So tickt die Unternehmergeneration von morgen

Ob in der Führung oder im Beirat: Junge Nachfolger sind bereit, eine aktive Rolle im Unternehmen zu übernehmen. Foto: AdobeStock/Photographee.eu , Stiftung Familienunternehmen/Thorsten Jochim

Deutschlands nächste Unternehmergeneration will Verantwortung übernehmen. Das zeigt eine aktuelle Befragung der Stiftung Familienunternehmen. Geschäftsführer Stefan Heidbreder erklärt im Gastbeitrag, welche Herausforderungen die „Next Gen“ sieht.

Neunzig Prozent aller Unternehmen sind familiengeführt. Jedes Jahr stehen viele von ihnen vor einem Generationswechsel. Doch ist die nächste Generation aktuell noch bereit, diese Verantwortung zu übernehmen? Was denkt sie, was wünscht sie sich, welche Herausforderungen sieht sie? Um das herauszufinden, hat die Stiftung Familienunternehmen bereits 2010 eine Umfragereihe ins Leben gerufen. Seitdem befragt das Friedrichshafener Institut für Familienunternehmen (FIF) in ihrem Auftrag in unregelmäßigen Abständen potenzielle Nachfolger zwischen 16 und 40 Jahren. In diesem Jahr bereits zum sechsten Mal.
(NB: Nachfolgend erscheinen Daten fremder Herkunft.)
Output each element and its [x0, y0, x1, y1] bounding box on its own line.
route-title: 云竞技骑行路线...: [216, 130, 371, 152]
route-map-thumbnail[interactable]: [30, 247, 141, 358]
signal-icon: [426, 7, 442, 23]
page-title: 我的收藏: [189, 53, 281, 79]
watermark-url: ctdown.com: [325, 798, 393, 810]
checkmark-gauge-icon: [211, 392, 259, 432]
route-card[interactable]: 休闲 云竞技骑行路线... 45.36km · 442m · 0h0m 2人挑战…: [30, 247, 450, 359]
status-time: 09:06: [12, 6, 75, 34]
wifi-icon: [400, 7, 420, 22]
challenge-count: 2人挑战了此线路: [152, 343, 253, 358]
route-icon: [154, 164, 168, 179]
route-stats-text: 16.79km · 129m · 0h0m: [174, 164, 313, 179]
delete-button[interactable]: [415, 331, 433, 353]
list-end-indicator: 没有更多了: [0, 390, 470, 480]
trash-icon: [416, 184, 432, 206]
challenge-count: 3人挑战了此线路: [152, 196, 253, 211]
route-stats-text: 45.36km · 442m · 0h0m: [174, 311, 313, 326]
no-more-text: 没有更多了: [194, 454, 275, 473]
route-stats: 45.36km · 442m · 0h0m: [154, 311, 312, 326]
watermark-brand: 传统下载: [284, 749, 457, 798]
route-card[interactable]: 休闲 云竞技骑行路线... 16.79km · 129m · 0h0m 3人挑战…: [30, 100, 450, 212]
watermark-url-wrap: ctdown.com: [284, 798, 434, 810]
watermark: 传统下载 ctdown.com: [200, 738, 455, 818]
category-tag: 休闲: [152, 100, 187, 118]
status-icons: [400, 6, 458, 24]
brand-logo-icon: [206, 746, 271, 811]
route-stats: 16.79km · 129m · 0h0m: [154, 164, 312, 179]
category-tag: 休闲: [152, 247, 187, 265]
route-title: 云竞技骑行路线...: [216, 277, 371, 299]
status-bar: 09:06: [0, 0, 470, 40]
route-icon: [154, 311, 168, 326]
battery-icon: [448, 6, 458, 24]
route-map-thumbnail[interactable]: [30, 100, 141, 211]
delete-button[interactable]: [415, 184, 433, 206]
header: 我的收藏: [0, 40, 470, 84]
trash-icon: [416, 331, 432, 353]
Dabei zeigt sich auch in der aktuellen Erhebung, dass die sogenannte „Next Gen“ auch 2023 mit großer Mehrheit bereit ist, eine aktive Rolle in der Führung des Familienunternehmens zu übernehmen. Rund 70 Prozent sehen sich in der operativen Führung. Aber auch andere Rollen, beispielsweise im Beirat oder im Gesellschafterkreis, können sich die Befragten vorstellen. Allerdings ist im Vergleich zur letzten Studie 2020 auch die Tendenz gestiegen, einen Verkauf des Familienunternehmens grundsätzlich in Betracht zu ziehen – um rund neun Prozentpunkte auf immerhin 23,4 Prozent. Eine Tendenz, deren genaue Betrachtung lohnt.

Interessant dabei: Es gibt einen deutlichen Unterschied zwischen Stadt und Land. Liegt das Familienunternehmen in einem ländlichen Raum, zeigen potenzielle Nachfolger wesentlich weniger Interesse zu verkaufen. Ein Indiz dafür, dass Familienunternehmen gerade dort besonders gut verankert sind, was auch eine andere Studie der Stiftung Familienunternehmen nahelegt. Diese Untersuchung befasst sich mit der Bedeutung der Familienunternehmen für ländliche Räume. Sie macht deutlich, dass Familienunternehmen sogar dazu beitragen, die Region voranzutreiben. In der begleitenden Befragung von Landräten und Wirtschaftsförderern werden sie als Leuchttürme beschrieben, die Aufmerksamkeit auf die Region lenken. Man tut sich also gegenseitig gut.

Auch in der Erhebung zur nächsten Unternehmergeneration, die dieses Mal einen Schwerpunkt auf gesellschaftliche Fragen legte, zeigt sich, dass die jungen Nachfolger mitgestalten möchten und auch politisch sehr interessiert sind.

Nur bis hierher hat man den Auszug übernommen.